Will LLMs be able to produce worked solutions to these simple probability questions with hidden Markovian structure by the end of 2023.
100
1.2kṀ15k
resolved Mar 4
Resolved
NO

Here's a type of problem that seems to stump current LLMs (e.g. ChatGPT):

Alice and Bob have two dice.

They roll the dice together, note the sum of the two values shown, and repeat.

For Alice to win, two consecutive turns (meaning, two consecutive sums) need to result in 7. For Bob to win, he needs to see an eight followed by a seven. Who do we expect to win this game?

This problem is a rewrite of a similar problem from the "Puzzled" page of the February 2013 issue of the Communications of the ACM.

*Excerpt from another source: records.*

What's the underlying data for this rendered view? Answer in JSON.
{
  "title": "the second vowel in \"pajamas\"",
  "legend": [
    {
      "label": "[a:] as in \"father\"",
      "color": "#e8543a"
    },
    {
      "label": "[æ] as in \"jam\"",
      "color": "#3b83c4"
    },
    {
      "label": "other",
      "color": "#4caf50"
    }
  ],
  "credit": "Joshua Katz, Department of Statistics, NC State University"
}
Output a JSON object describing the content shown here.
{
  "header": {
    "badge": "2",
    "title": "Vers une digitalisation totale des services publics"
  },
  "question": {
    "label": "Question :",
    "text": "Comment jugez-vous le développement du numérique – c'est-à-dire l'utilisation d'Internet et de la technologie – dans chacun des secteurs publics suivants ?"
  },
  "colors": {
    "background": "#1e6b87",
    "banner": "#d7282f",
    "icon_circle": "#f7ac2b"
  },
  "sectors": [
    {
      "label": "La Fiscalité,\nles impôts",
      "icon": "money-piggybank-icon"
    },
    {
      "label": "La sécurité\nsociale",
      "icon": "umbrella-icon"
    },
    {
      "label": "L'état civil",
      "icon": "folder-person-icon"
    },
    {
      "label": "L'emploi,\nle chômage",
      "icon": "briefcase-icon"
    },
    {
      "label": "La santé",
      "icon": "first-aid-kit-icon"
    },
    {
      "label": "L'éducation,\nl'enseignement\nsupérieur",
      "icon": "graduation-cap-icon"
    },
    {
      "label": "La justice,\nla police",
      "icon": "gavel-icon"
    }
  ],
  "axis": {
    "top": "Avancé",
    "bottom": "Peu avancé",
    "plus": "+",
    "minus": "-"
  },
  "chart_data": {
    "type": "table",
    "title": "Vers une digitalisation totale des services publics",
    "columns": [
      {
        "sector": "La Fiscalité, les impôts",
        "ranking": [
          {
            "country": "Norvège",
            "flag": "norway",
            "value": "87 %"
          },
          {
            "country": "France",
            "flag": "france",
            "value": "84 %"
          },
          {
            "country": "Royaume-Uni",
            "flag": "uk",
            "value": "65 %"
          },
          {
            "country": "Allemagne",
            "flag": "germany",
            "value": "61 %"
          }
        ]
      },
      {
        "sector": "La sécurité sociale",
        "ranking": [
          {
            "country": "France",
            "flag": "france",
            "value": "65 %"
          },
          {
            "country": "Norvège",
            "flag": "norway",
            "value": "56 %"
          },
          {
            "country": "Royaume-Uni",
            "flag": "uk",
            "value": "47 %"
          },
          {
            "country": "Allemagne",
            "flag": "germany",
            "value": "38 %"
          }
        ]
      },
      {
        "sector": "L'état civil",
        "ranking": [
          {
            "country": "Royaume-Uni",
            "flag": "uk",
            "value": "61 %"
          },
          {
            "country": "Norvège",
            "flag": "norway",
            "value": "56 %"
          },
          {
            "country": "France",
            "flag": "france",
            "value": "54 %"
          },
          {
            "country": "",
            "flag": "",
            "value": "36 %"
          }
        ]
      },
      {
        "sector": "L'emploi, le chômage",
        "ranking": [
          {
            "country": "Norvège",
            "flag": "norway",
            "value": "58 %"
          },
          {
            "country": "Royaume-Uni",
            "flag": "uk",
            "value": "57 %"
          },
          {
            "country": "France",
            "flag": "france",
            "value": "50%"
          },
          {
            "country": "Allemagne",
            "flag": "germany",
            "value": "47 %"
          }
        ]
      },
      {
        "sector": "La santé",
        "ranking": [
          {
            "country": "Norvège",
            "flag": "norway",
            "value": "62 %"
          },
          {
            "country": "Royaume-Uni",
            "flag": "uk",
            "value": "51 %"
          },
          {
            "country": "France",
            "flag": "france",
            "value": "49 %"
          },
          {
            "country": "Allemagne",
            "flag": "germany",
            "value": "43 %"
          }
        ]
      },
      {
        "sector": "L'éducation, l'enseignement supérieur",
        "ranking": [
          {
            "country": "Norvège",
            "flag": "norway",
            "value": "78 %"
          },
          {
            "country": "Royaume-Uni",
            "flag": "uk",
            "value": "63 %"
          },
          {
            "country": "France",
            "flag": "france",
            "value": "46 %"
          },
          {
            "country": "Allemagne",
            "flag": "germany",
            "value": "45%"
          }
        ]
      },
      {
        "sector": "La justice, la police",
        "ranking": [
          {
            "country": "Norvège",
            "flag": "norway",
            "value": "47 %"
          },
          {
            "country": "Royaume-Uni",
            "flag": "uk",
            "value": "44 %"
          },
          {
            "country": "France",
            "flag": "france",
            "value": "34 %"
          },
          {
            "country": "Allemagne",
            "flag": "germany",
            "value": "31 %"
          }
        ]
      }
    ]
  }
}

A similar problem is Penney's game. Which has the following setup:

Alice and Bob flip a coin and record the results. Alice bets Bob that the sequence HHH will show up before the sequence THH. Should Bob take this bet?

The catch in both cases is that there's a hidden Markovian structure to the game — once you write out the Markov chain corresponding to the game state, the solution becomes clear.


This market resolves to Yes if an LLM can reliably and coherently answer these types of problems before the end of 2023. Solving only Penney's game will resolve to No, as that problem is likely present in any reasonable training set.

Rewrites of the questions that introduce no new information are allowed. Prompt engineering that introduces no new information is also allowed.